I have four children. Three of my children have three different fathers; The other child has two completely different parents than myself. YEP! You heard right! Are you shuttering right now? Maybe laughing? Rolling your eyes? I get it. It’s a shock to your system if you have “been lucky enough” to have one relationship where you have had children and remain happy and in love. I get it if you have managed to get married once and maintain that marriage and have your children with that partner *insert slow clap here*. I get it… if you don’t want any other children because your relationship with your child’s parent has fallen apart and you “don’t want to be that girl”. Well NEWS F*CKING FLASH reader… it’s okay. It’s okay that I have this AMAZING village to raise my children in. It’s okay that I have lived my life this way. It’s okay that I don’t care what the “norms” of society (In the 1950’s) said. Guess what… it’s also okay that I am Christian and this is my life; Until you understand “the bible” and the teachings of each Testament, it’s okay if you think I am a “Hypocrite” for having this type of family; because guess what? You are entitled to your opinion.. and I will remain unbothered
I thought long and hard about writing this content. I know it’s been on some people minds, that smirk of a thought every time they see my family photos or when I talk about “my family”. I know when I was pregnant with Silas, I was terrified of the condemnation of others. I had just gone through a big life change as it was. But, a wise person said to me, “Hey, do you want a big family?”, I said “Yes”. I had actually thought about adopting more kids for a long time. Then that person told me the best thing I have ever heard.. “It is only a thing if you make it a thing and life…is a beautiful thing”. WHOA, what a sigh of relief because Lord knows there was going to be verbal attacks, silent attacks, and spiritual attacks and I needed to be ready. I thought about it for a moment… and I was enlightened by a higher up that told me Silas was going to be an incredible human, a powerful woman that is going to do amazing things for God; that’s when I replied, “No”..and that’s when I started to go to church not just once a month, but every Sunday. This was very early in her becoming. I have this vision of Silas singing Gospel, leading her Church choir and sharing the word of God.. I have this vision that was presented to me when she was barely a heartbeat.

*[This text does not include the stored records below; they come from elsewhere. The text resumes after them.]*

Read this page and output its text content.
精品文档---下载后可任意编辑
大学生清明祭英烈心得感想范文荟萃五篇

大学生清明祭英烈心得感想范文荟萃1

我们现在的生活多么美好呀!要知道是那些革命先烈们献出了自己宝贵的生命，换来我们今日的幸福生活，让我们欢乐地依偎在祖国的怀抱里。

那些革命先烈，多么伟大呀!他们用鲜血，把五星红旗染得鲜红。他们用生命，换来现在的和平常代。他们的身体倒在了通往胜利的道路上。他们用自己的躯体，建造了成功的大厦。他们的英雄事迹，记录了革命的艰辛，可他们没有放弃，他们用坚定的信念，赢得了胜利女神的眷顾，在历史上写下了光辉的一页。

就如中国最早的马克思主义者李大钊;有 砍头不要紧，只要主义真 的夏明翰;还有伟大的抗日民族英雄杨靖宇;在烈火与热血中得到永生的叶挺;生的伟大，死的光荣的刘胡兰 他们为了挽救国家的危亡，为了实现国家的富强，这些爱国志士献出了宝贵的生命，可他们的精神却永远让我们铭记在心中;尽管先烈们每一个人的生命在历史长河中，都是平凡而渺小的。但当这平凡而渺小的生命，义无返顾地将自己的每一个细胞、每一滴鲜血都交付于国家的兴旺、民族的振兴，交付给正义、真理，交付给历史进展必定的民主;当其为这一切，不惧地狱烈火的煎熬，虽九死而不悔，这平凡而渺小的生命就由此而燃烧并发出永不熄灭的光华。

Now with that being said, I have awesome relationships with my children’s Dad’s. One of which I am going to spend the rest of my life with. Have you ever watched “Daddy’s Home”. Lol, we joke because our life is something similar. The men have a silent agreement that we are all here for the kiddos we are raising. As weird as you may find it, this is our everyday blessing. That my children know eachother’s parents, that we can find a way around our differences and make life for these amazing little souls nothing short of amazing. Are there uncomfortable times? Obviously! Times where Ego pops up for some? No doubt. But we look past it. My children don’t “make it a thing” because it’s NOT A THING in our home. We share holidays, presents are exchanged by families for all of the children, it’s kind of a cool thing when we can reach out to a parent when we need support.
The thing is, someone is always going to judge. I say it a lot, “hurt people hurt people”. How about a world in which we just love? Where we accept peoples lives might not “be like yours”. It doesn’t make people “better” or “worse”. It doesn’t make them “more holy than thou”. I think my son’s step mom is the peanut butter to my jam. She get’s him to do things that I certainly can’t (thank you Jenn). I wish all of our little people’s parents love, life and happiness. It’s a cool thing when you can reach out.
If you are going through something and you are “scared of what people will think”, please
don’t be. Look at what we are dealing with today. Pretty much locked in our houses with nothing but our thoughts; Maybe you can take that step and do what makes YOU happy. Don’t worry about the next person; not even if they are a family member. It’s okay to want them to support you, but it’s okay if they don’t. It’s YOUR life. You are going to live with your decisions. I am so happy to have my huge blended family. We have different languages, different cultural backgrounds, different grandparents, different traditions and we incorporate each and every one of them in one way or another. I am thankful that Adrian accepted me for my life when we met; it felt amazing to have someone love me for what I did have…body bags and all 😉
Today, I pray you love yourself to make a decision to make yourself happy. Today I pray you follow your heart for your heart. Block out the hate you hear from others; it is just white noise..and remember it’s hurt people that hurt people. Find a support, we are out there. Earth bound Angels have difficult jobs, we tend to receive a lot of hurt; but we take that and grow from it..so if you do need someone to talk too, please reach out.